Concorrência desleal de empregado é motivo para demissão por justa causa

Um empregado é livre para criar o próprio negócio, mas não pode usar da infraestrutura da sua contratante para promover a nova empresa. Foi este o entendimento da Justiça Trabalhista do Rio de Janeiro ao julgar o recurso de mulher demitida por justa causa.

A 2ª Turma do Tribunal Regional do Trabalho da 1ª Região (TRT-1) seguiu, por unanimidade, o voto do relator do acórdão, desembargador José Antonio Piton, que julgou improcedente o recurso da trabalhadora. A decisão acompanhou a sentença de instância anterior, proferida pela juíza Adriana Malheiro Rocha de Lima, em exercício na 1ª Vara do Trabalho do Rio de Janeiro.

Consta nos autos, que a ex-funcionária admitiu ter feito cadastro de microempreendedor individual dois meses antes da demissão. No entanto, alegou não ter angariado clientes da empregadora, e que visava apenas se resguardar de uma futura dispensa, já que circulavam boatos de dificuldades financeiras na firma contratante.

Segundo a especialista da área trabalhista do L.O. Baptista Advogados, Karina Frischlander, abrir uma empresa no mesmo setor daquela em que trabalha não configura, por si só, justa causa. A dispensa só é justificada se ficar comprovado o exercício de concorrência desleal. “O funcionário pode trabalhar em uma empresa e ser dono de outra do mesmo ramo em outra cidade, por exemplo”.

O problema, diz Karina, é quando o trabalhador tem informações privilegiadas sobre o mercado por estar em uma companhia ao mesmo tempo em que compete com ela ou quando usa da infraestrutura da contratante para alavancar o negócio próprio. Foi justamente esse último caso o analisado pela Justiça Fluminense. Uma trabalhadora promoveu – durante o expediente – o marketing da sua nova companhia distribuindo cartões na empresa em que trabalhava.

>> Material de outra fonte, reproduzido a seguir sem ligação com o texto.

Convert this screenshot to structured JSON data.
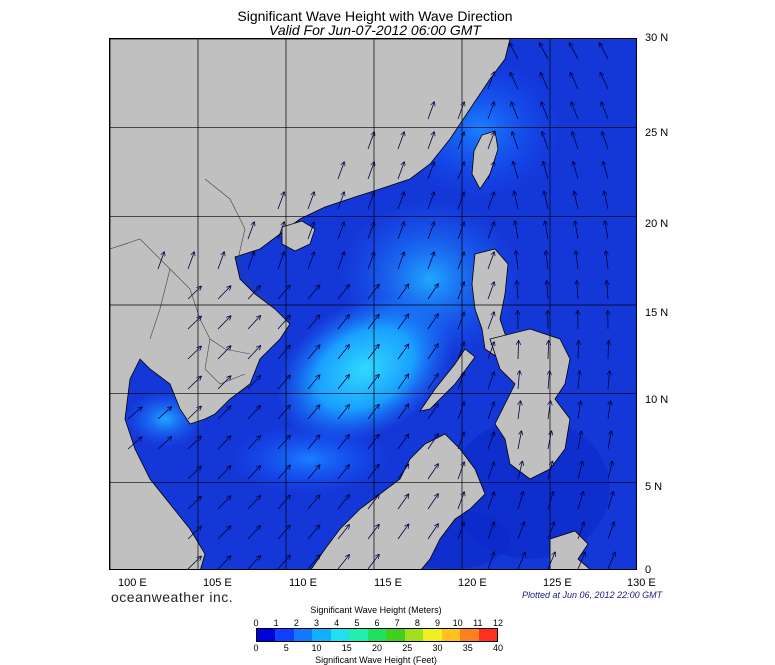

“Mesmo se a firma que ela criou tivesse uma atividade-fim diferente, só por ter realizado atividades para uma outra companhia durante o expediente, já estaríamos diante de um processo de justa causa”, aponta a advogada.

A especialista do L.O. Baptista ainda destaca que a constituição de um negócio com a mesma atividade-fim e disputando os mesmos mercados da contratante está prevista no artigo 482 da Consolidação das Leis do Trabalho (CLT) como motivo para justa causa.

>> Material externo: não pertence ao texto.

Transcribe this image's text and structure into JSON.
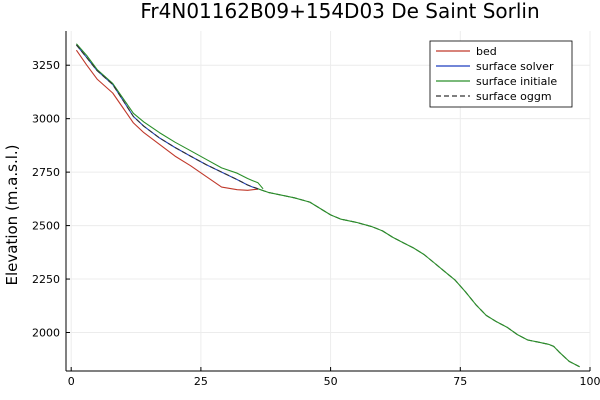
{
  "chart_data": {
    "type": "line",
    "title": "Fr4N01162B09+154D03 De Saint Sorlin",
    "xlabel": "",
    "ylabel": "Elevation (m.a.s.l.)",
    "xlim": [
      -1,
      100
    ],
    "ylim": [
      1820,
      3410
    ],
    "xticks": [
      0,
      25,
      50,
      75,
      100
    ],
    "yticks": [
      2000,
      2250,
      2500,
      2750,
      3000,
      3250
    ],
    "grid": true,
    "legend_position": "top-right",
    "series": [
      {
        "name": "bed",
        "color": "#c0392b",
        "dash": "solid",
        "x": [
          1,
          3,
          5,
          8,
          10,
          12,
          14,
          17,
          20,
          23,
          26,
          29,
          32,
          34,
          35,
          36
        ],
        "y": [
          3320,
          3250,
          3185,
          3120,
          3050,
          2980,
          2935,
          2880,
          2825,
          2780,
          2730,
          2680,
          2668,
          2665,
          2668,
          2670
        ]
      },
      {
        "name": "surface solver",
        "color": "#1f3fbf",
        "dash": "solid",
        "x": [
          1,
          3,
          5,
          8,
          10,
          12,
          14,
          17,
          20,
          23,
          26,
          29,
          32,
          34,
          35,
          36
        ],
        "y": [
          3345,
          3285,
          3225,
          3160,
          3085,
          3010,
          2965,
          2910,
          2865,
          2825,
          2785,
          2750,
          2715,
          2690,
          2680,
          2672
        ]
      },
      {
        "name": "surface initiale",
        "color": "#2a8f2a",
        "dash": "solid",
        "x": [
          1,
          3,
          5,
          8,
          10,
          12,
          14,
          17,
          20,
          23,
          26,
          29,
          32,
          34,
          35,
          36,
          37
        ],
        "y": [
          3350,
          3295,
          3230,
          3165,
          3095,
          3025,
          2985,
          2935,
          2890,
          2850,
          2810,
          2770,
          2745,
          2720,
          2710,
          2700,
          2672
        ]
      },
      {
        "name": "surface oggm",
        "color": "#333333",
        "dash": "dashed",
        "x": [
          1,
          3,
          5,
          8,
          10,
          12,
          14,
          17,
          20,
          23,
          26,
          29,
          32,
          34,
          36,
          38,
          40,
          43,
          46,
          48,
          50,
          52,
          55,
          58,
          60,
          62,
          64,
          66,
          68,
          70,
          72,
          74,
          76,
          78,
          80,
          82,
          84,
          86,
          88,
          90,
          92,
          93,
          94,
          96,
          98
        ],
        "y": [
          3345,
          3285,
          3225,
          3160,
          3085,
          3010,
          2965,
          2910,
          2865,
          2825,
          2785,
          2750,
          2715,
          2690,
          2672,
          2655,
          2645,
          2630,
          2610,
          2580,
          2550,
          2530,
          2515,
          2495,
          2475,
          2445,
          2420,
          2395,
          2365,
          2325,
          2285,
          2245,
          2190,
          2130,
          2080,
          2050,
          2025,
          1990,
          1965,
          1955,
          1945,
          1935,
          1910,
          1865,
          1840
        ]
      },
      {
        "name": "",
        "color": "#2a8f2a",
        "dash": "solid",
        "x": [
          36,
          38,
          40,
          43,
          46,
          48,
          50,
          52,
          55,
          58,
          60,
          62,
          64,
          66,
          68,
          70,
          72,
          74,
          76,
          78,
          80,
          82,
          84,
          86,
          88,
          90,
          92,
          93,
          94,
          96,
          98
        ],
        "y": [
          2672,
          2655,
          2645,
          2630,
          2610,
          2580,
          2550,
          2530,
          2515,
          2495,
          2475,
          2445,
          2420,
          2395,
          2365,
          2325,
          2285,
          2245,
          2190,
          2130,
          2080,
          2050,
          2025,
          1990,
          1965,
          1955,
          1945,
          1935,
          1910,
          1865,
          1840
        ]
      }
    ]
  }
}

O advogado trabalhista do Chagas Advocacia, Fernando Biagioni, afirma que casos de dispensa por concorrência desleal são mais comuns em grandes centros urbanos e em atividades que preveem um maior contato com os clientes. “O caso mais comum é o do instalador de TV a cabo que vai na casa da pessoa e fala que pela empresa o serviço custa um preço, mas que se o cliente quiser fazer ‘no particular’ o preço pode ser reduzido.”

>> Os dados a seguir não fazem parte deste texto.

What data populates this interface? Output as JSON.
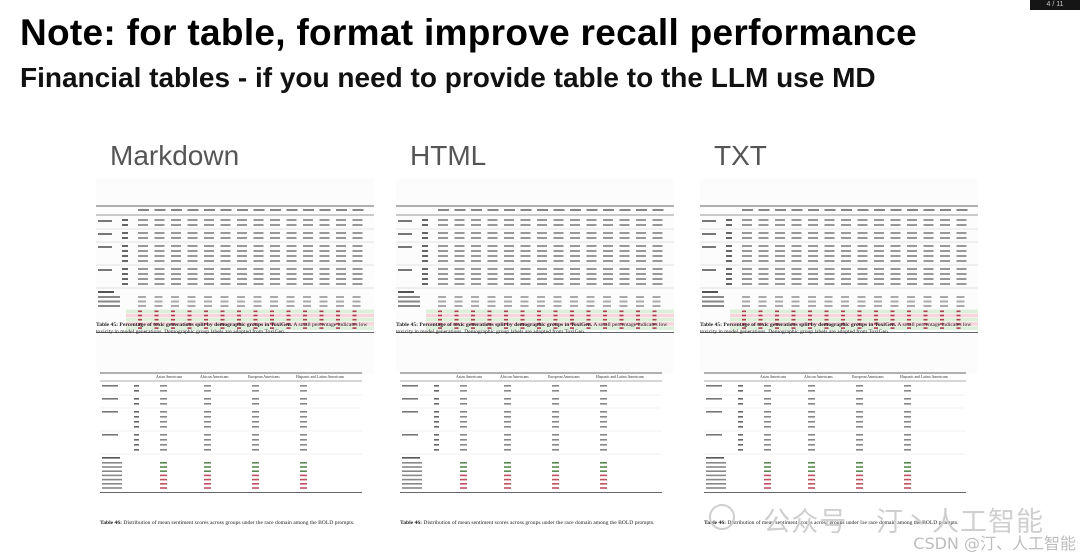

Biagioni conta que, apesar da jurisprudência estar relativamente consolidada no sentido de punir o trabalhador que compete de maneira desleal com o próprio empregador, essa decisão é importante para desestimular esse tipo de atitude. “Muitas companhias sofrem com funcionários assim, mas é o próprio trabalhador que se prejudica, como o tribunal deixou claro”, avalia.

Exclusividade

Para Biagioni, há pouco que as empresas possam fazer para se protegerem desse tipo de problema, mas um contrato bem elaborado e com regras claras acerca do que pode ser considerado concorrência desleal é bem visto na Justiça. “As empresas devem trabalhar no contrato de exclusividade para se resguardar. Para além disso, só conhecendo bem o empregado para saber se ele não vai se utilizar de má fé um dia.”

O próprio tribunal citou o regime de exclusividade como argumento para legitimar a demissão. No entendimento da 2ª Turma do TRT-1, a violação da cláusula contratual que obriga o empregado a cumprir jornada de trabalho exclusiva com o contratante, já autoriza o encerramento do contrato. “Um único ato isolado, se revestido de suficiente gravidade aos olhos do empregador, pode ensejar a ruptura contratual por justa causa”, observou o desembargador José Antonio Piton em seu voto no caso.